Das Taxi nahm ich Ecke Prospect Place und Washington Avenue.
Karl Lackner hat blaue Augen und ein Muttermal über der Augenbraue rechts.
Seine Sekretärin, mit der ich die Termine vereinbare, heißt Loana.
Ich sitze heute am Fenster, sitze in diesem Sessel, der mich ein halbes Leben schon begleitet, mein Fenster geht zum Innenhof, unter dem Himmel fliegen die Flugzeuge an, die Flügel schwankend, sie schleppen ein Fauchen hinter sich her. In meinem Sessel sitze ich, die Hände auf den Oberschenkeln, blicke hinaus und klopfe die Bruchstücke meiner Erinnerung ab, halte sie fest, prüfe ihre Festigkeit, reihe Teil an Teil, kontrolliere, ob sich daraus ein Sinn ergibt. Seit Tagen sitze ich schon hier, stelle mir zwischendurch überraschende Aufgaben, teste mein Kurzzeitgedächtnis, frage, welche Schlagzeile stand heute früh auf der Frontseite der New York Times, BUSH INTENDING TO GO TO WAR IN IRAQ, und wer hat den Kommentar geschrieben auf Seite dreiundzwanzig, Nicholas D. Kristof. Frage mich auch, wie hat mein Lehrer geheißen in der Primarschule, und wie hießen die anderen in meiner Klasse.

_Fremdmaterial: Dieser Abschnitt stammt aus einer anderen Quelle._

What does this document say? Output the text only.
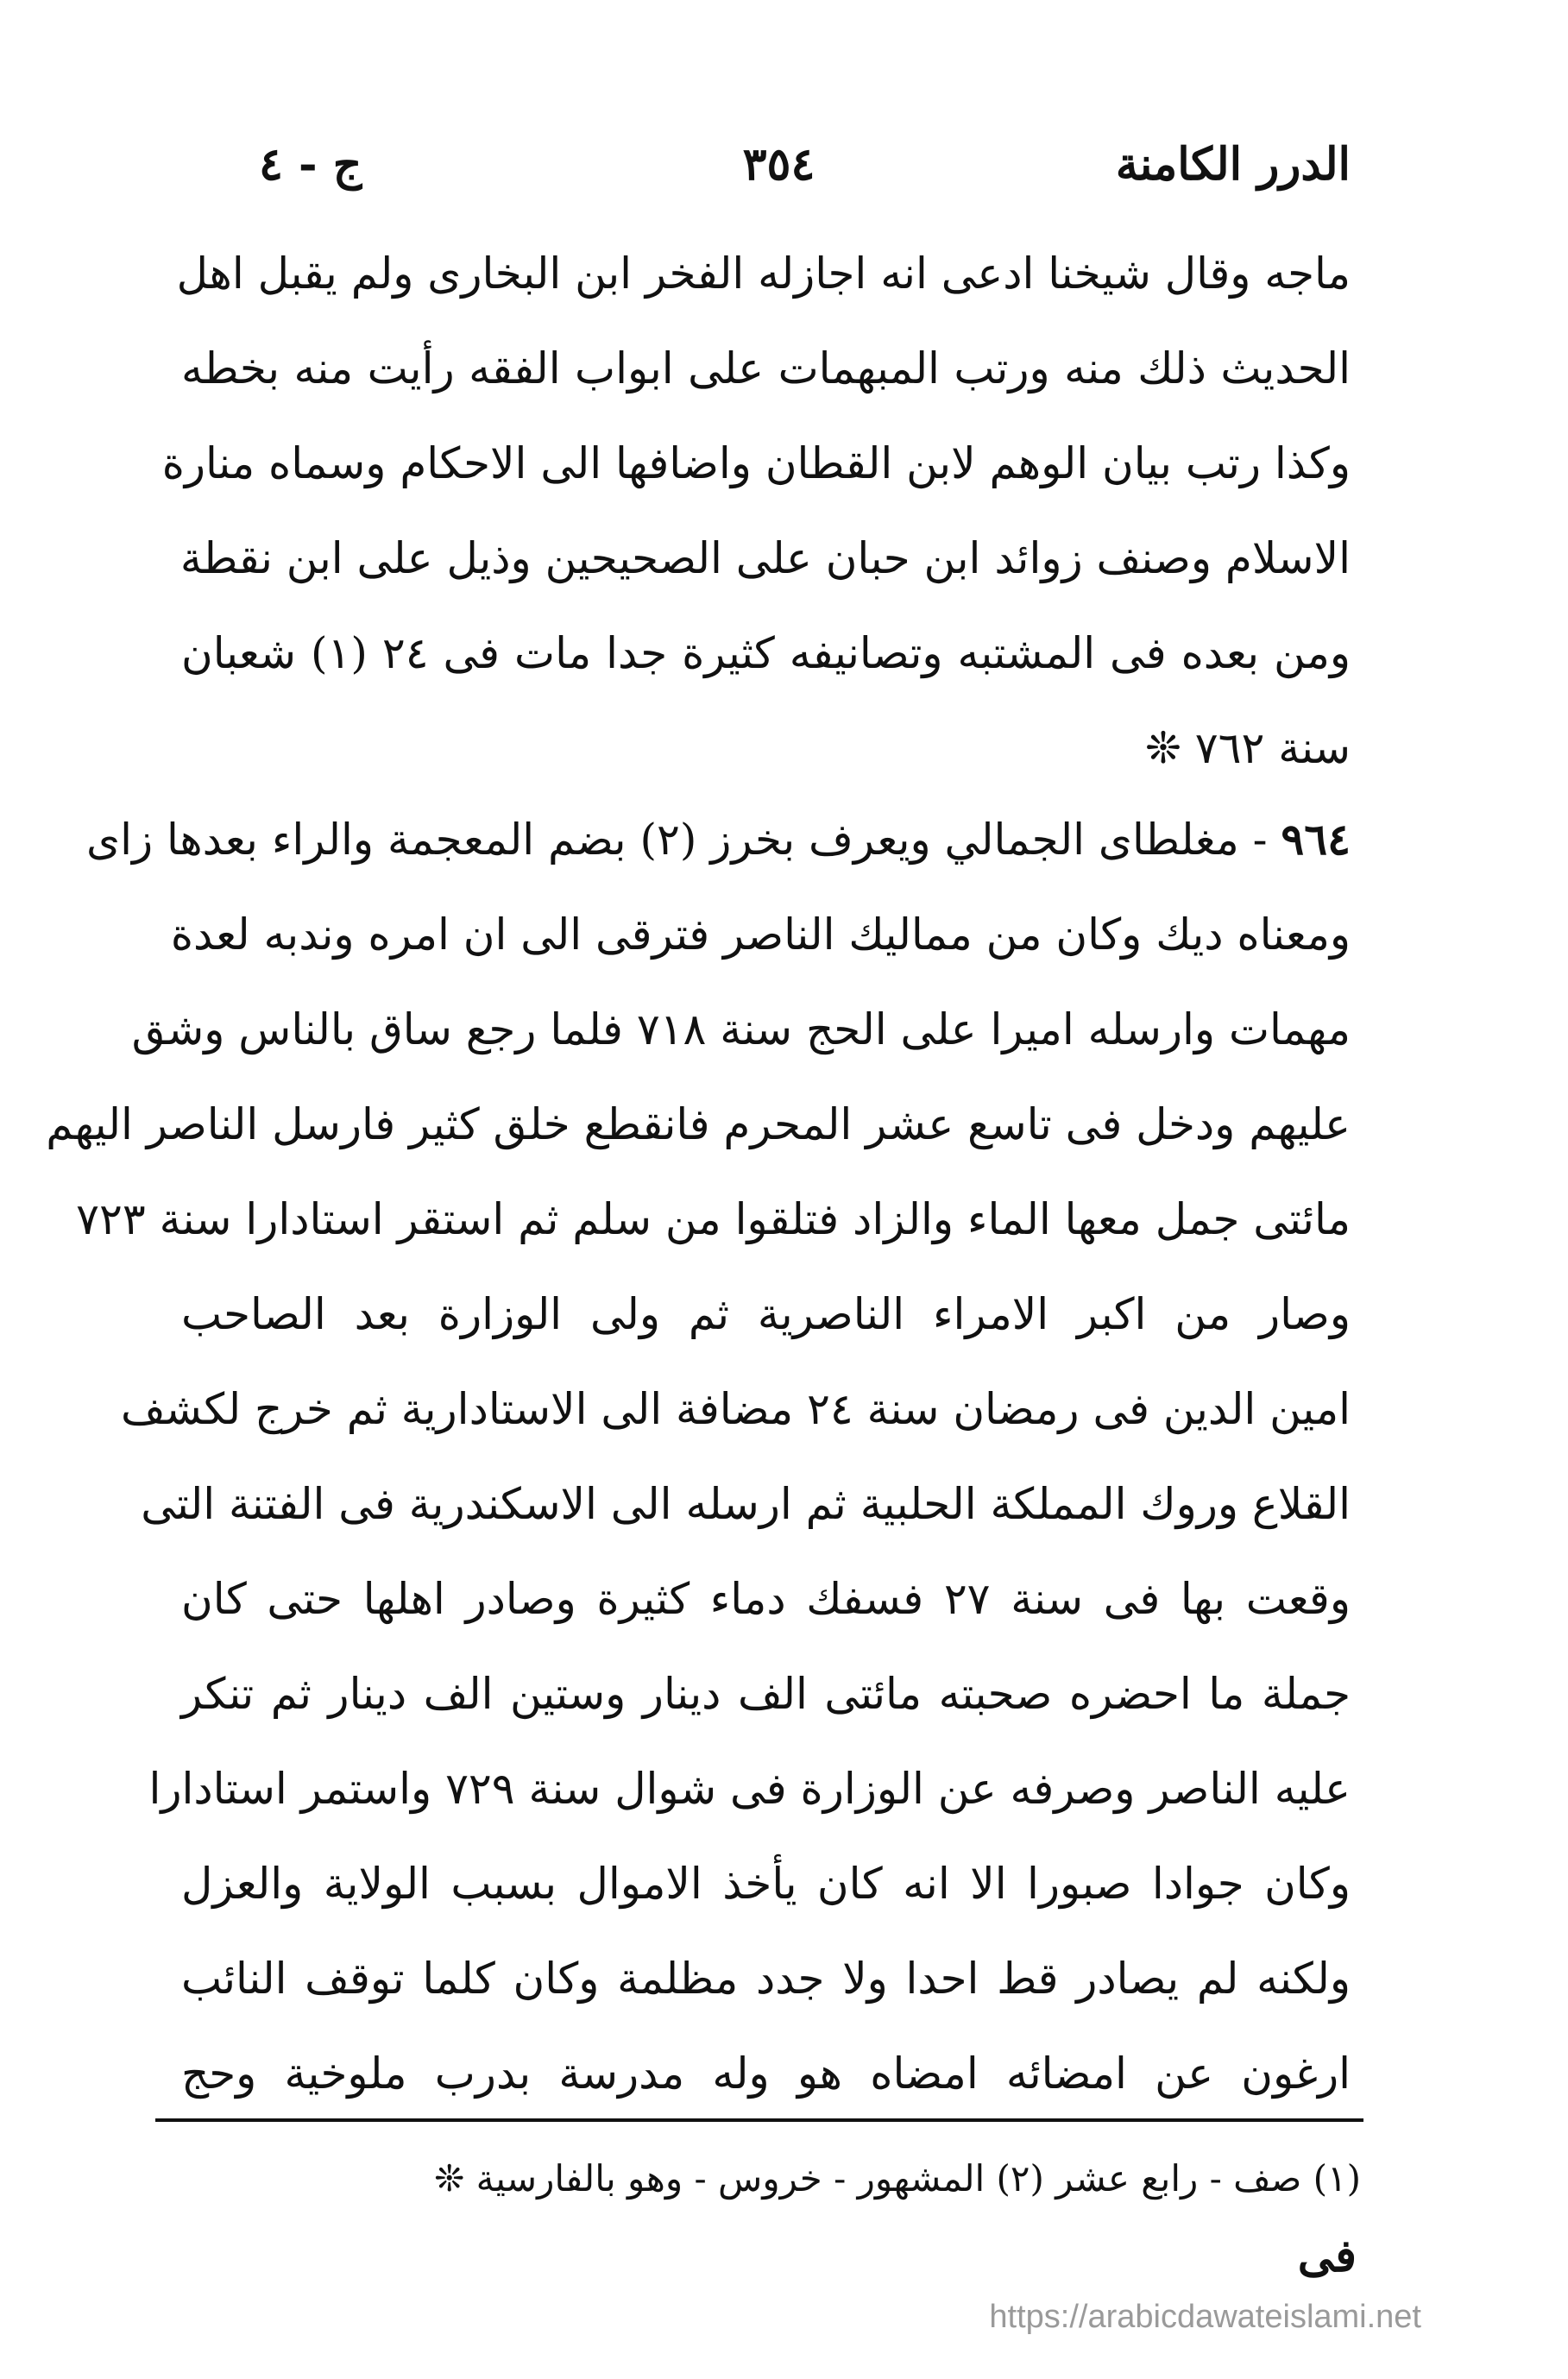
الدرر الكامنة
٣٥٤
ج - ٤
ماجه وقال شيخنا ادعى انه اجازله الفخر ابن البخارى ولم يقبل اهل
الحديث ذلك منه ورتب المبهمات على ابواب الفقه رأيت منه بخطه
وكذا رتب بيان الوهم لابن القطان واضافها الى الاحكام وسماه منارة
الاسلام وصنف زوائد ابن حبان على الصحيحين وذيل على ابن نقطة
ومن بعده فى المشتبه وتصانيفه كثيرة جدا مات فى ٢٤ (١) شعبان
سنة ٧٦٢ ❊
٩٦٤ - مغلطاى الجمالي ويعرف بخرز (٢) بضم المعجمة والراء بعدها زاى
ومعناه ديك وكان من مماليك الناصر فترقى الى ان امره وندبه لعدة
مهمات وارسله اميرا على الحج سنة ٧١٨ فلما رجع ساق بالناس وشق
عليهم ودخل فى تاسع عشر المحرم فانقطع خلق كثير فارسل الناصر اليهم
مائتى جمل معها الماء والزاد فتلقوا من سلم ثم استقر استادارا سنة ٧٢٣
وصار من اكبر الامراء الناصرية ثم ولى الوزارة بعد الصاحب
امين الدين فى رمضان سنة ٢٤ مضافة الى الاستادارية ثم خرج لكشف
القلاع وروك المملكة الحلبية ثم ارسله الى الاسكندرية فى الفتنة التى
وقعت بها فى سنة ٢٧ فسفك دماء كثيرة وصادر اهلها حتى كان
جملة ما احضره صحبته مائتى الف دينار وستين الف دينار ثم تنكر
عليه الناصر وصرفه عن الوزارة فى شوال سنة ٧٢٩ واستمر استادارا
وكان جوادا صبورا الا انه كان يأخذ الاموال بسبب الولاية والعزل
ولكنه لم يصادر قط احدا ولا جدد مظلمة وكان كلما توقف النائب
ارغون عن امضائه امضاه هو وله مدرسة بدرب ملوخية وحج
(١) صف - رابع عشر (٢) المشهور - خروس - وهو بالفارسية ❊
فى
https://arabicdawateislami.net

Oder ich prüfe meine sprachlichen Fähigkeiten, übersetze simultan die Nachrichten auf CNN: Evidence of weapons of mass destruction found to be proof … und ich übersetze: El presidente George Bush, en su mensaje emitido desde la Casa Blanca, ha repetido su determinación de perseguir cualquier sujeto susceptible de tener contactos con terroristas. Im schlimmsten Fall, es kann irgendwann im Laufe des Tages sein oder mitten in der Nacht, überfallen mich Angstzustände, Anflüge von Panik, ich spüre kalten Schweiß auf meiner Stirn, nachgebende Knie, und dann muss ich Paco anrufen.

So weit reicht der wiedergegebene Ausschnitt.